It is surprising to find that many people don’t think that their Aga cooking ranges require sweeping. I suppose that it is not that surprising when I meet people all the time that think their wood-burning stove doesn’t require sweeping. I hear comments such as “it’s a sealed system so doesn’t require sweeping”, or “It’s lined and is a modern installation” . . . Like that makes any difference! I find it is an up-hill battle educating some people around the risks arising from not sweeping the chimneys of their appliances. So, with regards cooking ranges, this includes all cooking ranges including Rayburns and Esse and others that are burning solid fuel, oil or gas. If they are burning these fuels and are open flues, i.e., they have a chimney, they will require sweeping. Unsurprisingly I do sweep a lot of cooking ranges across the area. Admittedly, many ranges don’t require the same frequency of sweeping as wood-burning stoves and open fires, particularly oil and gas appliance. What I suggest that my customers do is to ensure that the service engineer smoke tests the appliance at the end of the service. In this way they can check the draw of the chimney and if it is not satisfactory the customer can call in the sweep to clean the chimney.
I took this photograph of an Aga Cooking Range I swept recently at an address in Waltham Cross near Finchingfield. I was interested in putting this appliance in my blog as you can see from the photo it is rather an old range, that the customer has had renovated and restored to pristine condition. The customer said that he believed that this model of Aga dates from the late 1940’s. I don’t know whether this is true or not, but it is certainly an impressive range and a prominent, attractive feature in any kitchen.

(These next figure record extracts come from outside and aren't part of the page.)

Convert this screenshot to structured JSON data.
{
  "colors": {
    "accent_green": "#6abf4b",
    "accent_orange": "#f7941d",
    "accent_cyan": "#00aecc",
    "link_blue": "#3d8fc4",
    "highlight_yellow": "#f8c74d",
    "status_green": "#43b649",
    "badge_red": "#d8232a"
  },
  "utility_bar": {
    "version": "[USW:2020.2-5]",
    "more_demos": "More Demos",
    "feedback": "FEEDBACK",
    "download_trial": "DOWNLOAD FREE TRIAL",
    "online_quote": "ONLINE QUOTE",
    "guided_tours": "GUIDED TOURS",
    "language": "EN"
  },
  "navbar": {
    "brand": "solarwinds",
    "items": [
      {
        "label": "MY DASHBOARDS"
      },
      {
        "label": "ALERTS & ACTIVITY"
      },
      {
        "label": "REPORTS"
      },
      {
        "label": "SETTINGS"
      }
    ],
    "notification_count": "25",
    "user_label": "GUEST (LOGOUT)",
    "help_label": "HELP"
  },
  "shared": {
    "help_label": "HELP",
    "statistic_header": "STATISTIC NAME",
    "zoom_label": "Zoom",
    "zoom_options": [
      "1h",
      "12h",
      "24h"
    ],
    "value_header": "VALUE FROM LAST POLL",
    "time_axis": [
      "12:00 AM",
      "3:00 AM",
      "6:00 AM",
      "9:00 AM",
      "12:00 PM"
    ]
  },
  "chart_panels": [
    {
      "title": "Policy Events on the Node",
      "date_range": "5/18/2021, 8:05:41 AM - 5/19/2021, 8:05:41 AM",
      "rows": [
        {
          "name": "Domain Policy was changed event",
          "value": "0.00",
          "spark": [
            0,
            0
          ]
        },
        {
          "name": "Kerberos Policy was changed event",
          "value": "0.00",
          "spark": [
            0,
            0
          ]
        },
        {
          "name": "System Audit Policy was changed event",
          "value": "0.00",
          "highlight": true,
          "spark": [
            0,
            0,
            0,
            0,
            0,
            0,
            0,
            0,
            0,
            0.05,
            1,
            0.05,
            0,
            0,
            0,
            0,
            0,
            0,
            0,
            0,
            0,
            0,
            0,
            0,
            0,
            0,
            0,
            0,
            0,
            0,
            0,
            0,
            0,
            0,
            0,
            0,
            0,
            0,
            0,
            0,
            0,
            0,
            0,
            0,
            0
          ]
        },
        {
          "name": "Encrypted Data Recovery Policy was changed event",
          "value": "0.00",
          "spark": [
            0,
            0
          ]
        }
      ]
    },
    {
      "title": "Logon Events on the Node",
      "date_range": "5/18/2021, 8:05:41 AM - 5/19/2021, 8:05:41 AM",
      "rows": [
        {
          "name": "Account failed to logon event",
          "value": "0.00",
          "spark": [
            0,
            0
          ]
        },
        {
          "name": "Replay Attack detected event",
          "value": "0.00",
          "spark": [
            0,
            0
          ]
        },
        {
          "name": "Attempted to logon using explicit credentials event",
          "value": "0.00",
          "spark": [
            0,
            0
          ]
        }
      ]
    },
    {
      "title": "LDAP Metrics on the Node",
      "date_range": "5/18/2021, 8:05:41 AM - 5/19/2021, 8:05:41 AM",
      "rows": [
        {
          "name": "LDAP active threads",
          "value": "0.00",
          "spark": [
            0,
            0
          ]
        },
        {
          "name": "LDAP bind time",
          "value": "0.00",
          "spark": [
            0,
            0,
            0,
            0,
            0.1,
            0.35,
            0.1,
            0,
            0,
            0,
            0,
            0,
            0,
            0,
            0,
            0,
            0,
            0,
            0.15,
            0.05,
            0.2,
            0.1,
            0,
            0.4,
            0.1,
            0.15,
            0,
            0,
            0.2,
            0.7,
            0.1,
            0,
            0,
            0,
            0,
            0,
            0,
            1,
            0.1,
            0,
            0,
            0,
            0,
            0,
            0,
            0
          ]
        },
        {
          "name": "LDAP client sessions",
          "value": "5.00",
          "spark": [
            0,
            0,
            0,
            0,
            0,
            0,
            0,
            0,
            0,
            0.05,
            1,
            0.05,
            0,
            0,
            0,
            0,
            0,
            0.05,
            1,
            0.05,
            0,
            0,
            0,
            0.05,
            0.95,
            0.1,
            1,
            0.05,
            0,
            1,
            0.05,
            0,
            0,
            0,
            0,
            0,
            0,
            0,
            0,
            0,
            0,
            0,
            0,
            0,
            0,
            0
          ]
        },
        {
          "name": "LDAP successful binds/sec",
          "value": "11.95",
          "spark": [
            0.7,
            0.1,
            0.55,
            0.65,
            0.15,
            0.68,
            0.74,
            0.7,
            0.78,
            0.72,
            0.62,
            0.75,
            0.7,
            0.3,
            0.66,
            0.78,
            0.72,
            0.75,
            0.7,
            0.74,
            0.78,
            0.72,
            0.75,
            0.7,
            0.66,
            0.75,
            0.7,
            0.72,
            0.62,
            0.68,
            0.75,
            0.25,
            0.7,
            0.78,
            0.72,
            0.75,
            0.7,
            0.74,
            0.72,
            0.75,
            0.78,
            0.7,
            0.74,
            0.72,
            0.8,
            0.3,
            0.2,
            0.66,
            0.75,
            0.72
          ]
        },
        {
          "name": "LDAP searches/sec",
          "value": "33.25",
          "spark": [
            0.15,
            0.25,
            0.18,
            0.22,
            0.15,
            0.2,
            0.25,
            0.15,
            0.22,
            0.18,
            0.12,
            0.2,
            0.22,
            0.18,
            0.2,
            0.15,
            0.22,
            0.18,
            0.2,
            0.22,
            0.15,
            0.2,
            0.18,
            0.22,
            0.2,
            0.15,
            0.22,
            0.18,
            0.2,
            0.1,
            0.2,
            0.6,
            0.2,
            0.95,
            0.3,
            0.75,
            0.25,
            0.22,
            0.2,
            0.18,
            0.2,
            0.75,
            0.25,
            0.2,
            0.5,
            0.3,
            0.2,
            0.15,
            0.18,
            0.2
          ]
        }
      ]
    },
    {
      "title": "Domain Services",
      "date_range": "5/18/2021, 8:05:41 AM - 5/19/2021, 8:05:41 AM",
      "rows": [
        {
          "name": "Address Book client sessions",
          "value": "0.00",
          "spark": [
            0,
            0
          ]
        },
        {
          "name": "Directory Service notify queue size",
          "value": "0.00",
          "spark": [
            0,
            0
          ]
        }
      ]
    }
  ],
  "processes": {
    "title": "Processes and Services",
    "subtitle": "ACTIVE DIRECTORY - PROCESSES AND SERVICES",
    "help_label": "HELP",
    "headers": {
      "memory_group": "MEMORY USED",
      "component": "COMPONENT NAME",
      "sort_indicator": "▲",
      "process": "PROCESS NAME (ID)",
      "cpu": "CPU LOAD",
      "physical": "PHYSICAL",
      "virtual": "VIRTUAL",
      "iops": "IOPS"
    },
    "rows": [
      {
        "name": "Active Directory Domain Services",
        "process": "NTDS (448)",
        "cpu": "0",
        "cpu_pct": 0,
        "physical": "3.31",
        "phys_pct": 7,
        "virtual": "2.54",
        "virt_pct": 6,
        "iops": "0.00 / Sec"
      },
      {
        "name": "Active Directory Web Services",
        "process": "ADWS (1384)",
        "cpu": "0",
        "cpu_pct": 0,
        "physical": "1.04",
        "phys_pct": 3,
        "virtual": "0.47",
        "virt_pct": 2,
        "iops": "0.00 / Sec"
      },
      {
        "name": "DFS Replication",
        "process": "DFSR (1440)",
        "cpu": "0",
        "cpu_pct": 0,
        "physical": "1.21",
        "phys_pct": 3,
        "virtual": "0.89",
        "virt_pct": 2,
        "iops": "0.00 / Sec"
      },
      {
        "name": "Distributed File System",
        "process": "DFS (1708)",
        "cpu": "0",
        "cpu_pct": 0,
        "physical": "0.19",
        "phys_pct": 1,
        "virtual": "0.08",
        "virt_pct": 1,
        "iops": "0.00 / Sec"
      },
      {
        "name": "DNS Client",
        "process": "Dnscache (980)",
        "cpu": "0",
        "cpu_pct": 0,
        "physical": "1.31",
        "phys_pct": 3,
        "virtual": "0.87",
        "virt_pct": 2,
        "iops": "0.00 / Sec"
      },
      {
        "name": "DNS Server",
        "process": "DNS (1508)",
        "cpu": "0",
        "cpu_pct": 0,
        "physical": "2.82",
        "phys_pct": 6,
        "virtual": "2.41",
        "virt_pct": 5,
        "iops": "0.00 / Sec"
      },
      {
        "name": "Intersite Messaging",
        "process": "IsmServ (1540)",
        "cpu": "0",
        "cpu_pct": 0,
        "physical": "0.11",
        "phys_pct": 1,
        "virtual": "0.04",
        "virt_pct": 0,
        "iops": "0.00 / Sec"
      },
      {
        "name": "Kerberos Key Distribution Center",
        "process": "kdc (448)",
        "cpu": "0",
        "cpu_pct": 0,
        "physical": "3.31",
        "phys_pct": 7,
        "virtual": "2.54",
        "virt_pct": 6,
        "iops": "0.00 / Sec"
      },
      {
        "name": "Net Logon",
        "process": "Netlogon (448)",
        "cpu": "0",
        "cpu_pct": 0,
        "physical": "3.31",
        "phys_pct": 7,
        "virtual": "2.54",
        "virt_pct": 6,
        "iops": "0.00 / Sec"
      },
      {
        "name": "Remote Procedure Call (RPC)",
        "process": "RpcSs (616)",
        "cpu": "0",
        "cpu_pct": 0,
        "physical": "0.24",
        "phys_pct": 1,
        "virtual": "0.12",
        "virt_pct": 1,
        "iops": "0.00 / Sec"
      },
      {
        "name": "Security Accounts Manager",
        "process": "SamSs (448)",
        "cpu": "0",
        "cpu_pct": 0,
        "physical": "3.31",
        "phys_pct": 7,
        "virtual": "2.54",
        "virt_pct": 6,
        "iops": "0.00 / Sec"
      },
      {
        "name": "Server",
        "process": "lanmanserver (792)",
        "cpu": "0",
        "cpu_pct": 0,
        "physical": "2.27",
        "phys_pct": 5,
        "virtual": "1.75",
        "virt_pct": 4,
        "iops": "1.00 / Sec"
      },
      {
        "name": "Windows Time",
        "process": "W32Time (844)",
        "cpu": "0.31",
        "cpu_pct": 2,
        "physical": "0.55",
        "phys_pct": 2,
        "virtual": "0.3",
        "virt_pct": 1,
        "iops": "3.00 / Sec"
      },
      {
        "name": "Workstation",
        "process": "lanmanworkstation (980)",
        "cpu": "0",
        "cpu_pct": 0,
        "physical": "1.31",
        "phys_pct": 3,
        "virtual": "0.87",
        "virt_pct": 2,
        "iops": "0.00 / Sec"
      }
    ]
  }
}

The Aga range has had a long an interesting history, I found the following on the internet: he AGA cooker wasn’t conceived in a research facility. It was dreamed up in a kitchen. Its inventor, Dr Gustaf Dalén, was a Swedish physicist blinded in a terrible accident. In 1922 he was convalescing at home when he realised his wife was using a range that was dangerous, dirty and exceptionally time consuming. He wanted to create a cooker that was instead clean, economical to run, easy to use and which produced great food with the minimum fuss. In doing so, he invented a cooker that changed the lives of cooks the world over. The AGA was an immediate success and came to Britain in 1929. It has been at home ever since.
It was during the 1930s that Britain’s love affair with the AGA really took hold. A key player in this success was David Ogilvy, who went on to found the leading advertising agency, Ogilvy & Mather. While at AGA he wrote The Theory and Practice of Selling an AGA Cooker, which has been described by Fortune magazine as ‘the finest instruction manual ever written’. Amongst his gems of advice, Ogilvy suggests that a successful salesman combine ‘the tenacity of a bulldog with the manners of a spaniel’.

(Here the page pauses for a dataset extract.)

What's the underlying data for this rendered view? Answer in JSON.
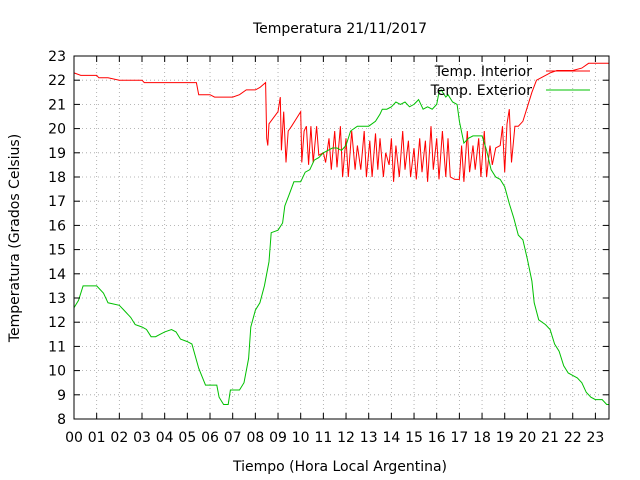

During the war years the AGA played its part. The British government placed orders for AGA cookers for munitions works, communal feeding centres and hospitals. Demand rose steeply from families too and the waiting period for a new cooker was more than six months.

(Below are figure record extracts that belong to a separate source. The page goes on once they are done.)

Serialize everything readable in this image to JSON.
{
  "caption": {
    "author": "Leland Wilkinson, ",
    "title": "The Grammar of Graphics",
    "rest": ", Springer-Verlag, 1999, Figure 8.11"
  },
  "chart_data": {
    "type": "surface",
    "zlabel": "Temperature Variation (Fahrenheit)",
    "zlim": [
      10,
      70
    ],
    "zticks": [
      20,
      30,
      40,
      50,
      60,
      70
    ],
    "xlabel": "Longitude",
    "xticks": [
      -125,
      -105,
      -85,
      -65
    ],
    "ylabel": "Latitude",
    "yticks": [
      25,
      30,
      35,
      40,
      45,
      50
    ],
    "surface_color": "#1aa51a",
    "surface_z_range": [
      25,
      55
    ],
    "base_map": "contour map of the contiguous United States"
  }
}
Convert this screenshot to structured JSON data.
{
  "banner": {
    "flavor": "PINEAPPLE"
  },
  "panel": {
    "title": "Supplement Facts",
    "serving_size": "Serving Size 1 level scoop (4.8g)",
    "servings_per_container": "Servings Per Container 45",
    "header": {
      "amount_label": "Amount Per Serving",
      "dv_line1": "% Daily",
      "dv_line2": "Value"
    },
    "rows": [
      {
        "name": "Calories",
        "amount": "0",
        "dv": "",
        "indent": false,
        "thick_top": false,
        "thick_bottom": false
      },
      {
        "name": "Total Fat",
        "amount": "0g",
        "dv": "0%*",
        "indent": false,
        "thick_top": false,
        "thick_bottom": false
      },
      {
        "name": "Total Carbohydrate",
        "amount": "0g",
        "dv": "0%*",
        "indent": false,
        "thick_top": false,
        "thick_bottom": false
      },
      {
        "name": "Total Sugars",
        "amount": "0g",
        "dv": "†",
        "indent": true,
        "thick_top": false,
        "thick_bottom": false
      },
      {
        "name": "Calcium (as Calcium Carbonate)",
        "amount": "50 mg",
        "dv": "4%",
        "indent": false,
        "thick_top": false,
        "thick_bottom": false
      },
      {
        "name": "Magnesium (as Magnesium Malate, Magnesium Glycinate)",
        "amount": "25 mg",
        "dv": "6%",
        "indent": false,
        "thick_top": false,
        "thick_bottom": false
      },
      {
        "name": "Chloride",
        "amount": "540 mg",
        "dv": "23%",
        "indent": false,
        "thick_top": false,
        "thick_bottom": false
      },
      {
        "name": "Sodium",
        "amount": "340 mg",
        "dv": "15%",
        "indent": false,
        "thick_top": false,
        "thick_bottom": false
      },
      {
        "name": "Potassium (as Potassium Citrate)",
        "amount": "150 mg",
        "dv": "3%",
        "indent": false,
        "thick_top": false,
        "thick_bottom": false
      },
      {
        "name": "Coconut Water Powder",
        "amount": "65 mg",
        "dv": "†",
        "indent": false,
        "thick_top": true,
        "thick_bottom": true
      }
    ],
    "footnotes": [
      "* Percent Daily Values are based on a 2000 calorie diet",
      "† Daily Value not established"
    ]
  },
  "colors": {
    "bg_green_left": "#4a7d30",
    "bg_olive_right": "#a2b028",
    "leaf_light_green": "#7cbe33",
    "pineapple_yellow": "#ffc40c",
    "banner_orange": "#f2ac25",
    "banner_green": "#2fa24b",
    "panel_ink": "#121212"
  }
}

In 1947 the company began manufacturing its cookers in Shropshire, where they are still made today.
For 34 years, the AGA had been available only in cream, but in 1956 all that changed. The introduction of the new AGA De Luxe models in pale blue, pale green, grey and white proved hugely popular with AGA lovers. It was around the same time that the famous AGA chrome-plated lid domes were introduced.
The 1960s saw the first iconic black AGA lozenge logo, which is still used today. But the changes introduced during this time weren’t just cosmetic – solid fuel was falling out of fashion as people wanted cleaner, more convenient energy sources. This led to the launch of oil and gas-fired AGA cookers. The 1970s saw the launch of further new colours, including black, which still proves hugely popular today.